Me molestó un poco que no se tomase en serio mi oferta de protección. Al fin y al cabo, y a pesar de mi carácter pacífico, yo era un tiarrón de metro noventa y espalda ancha, y aunque mis músculos no se marcasen demasiado y tal vez me sobrase un kilo o dos podía intimidar a más de uno si me lo proponía. Por otra parte, me alegró que mi madre tuviese el ánimo y el carácter para lidiar ella sola con las atenciones de los comensales.
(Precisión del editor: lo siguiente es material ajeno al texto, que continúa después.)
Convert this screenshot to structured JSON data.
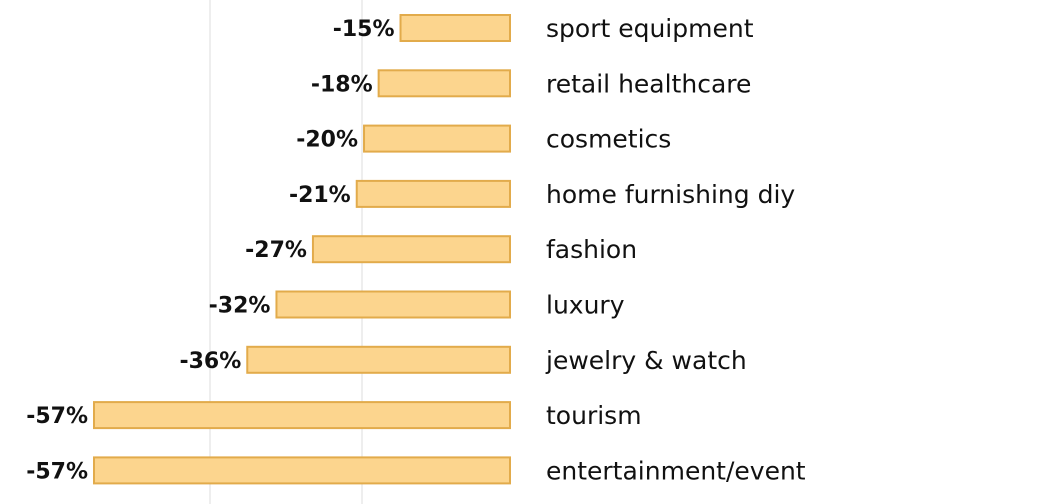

A pesar del cansancio no tenía sueño, y se me ocurrió una idea que además de ayudarme a relajarme pondría a prueba los límites de la creciente confianza entre mi madre y yo.

—Oye, mamá. ¿Te importa si fumo?

—¿Fumar? ¿Quieres decir fumarte un porro? —Levantó un poco la cabeza de la almohada y enarcó una ceja.

—Me vendría bien para relajarme... Ya sabes, ha sido un día duro.

Me miró durante unos segundos, pensativa. Ella sabía de sobra que yo fumaba hierba, y aunque no le gustaba que lo hiciera tampoco me lo había prohibido nunca. De hecho, se lo había ocultado a mi padre, quien era menos permisivo con esos asuntos.

—Está bien, pero hazlo cerca de la ventana y echa el humo fuera. Solo nos faltaba que tu abuela entrase aquí y oliese a marihuana.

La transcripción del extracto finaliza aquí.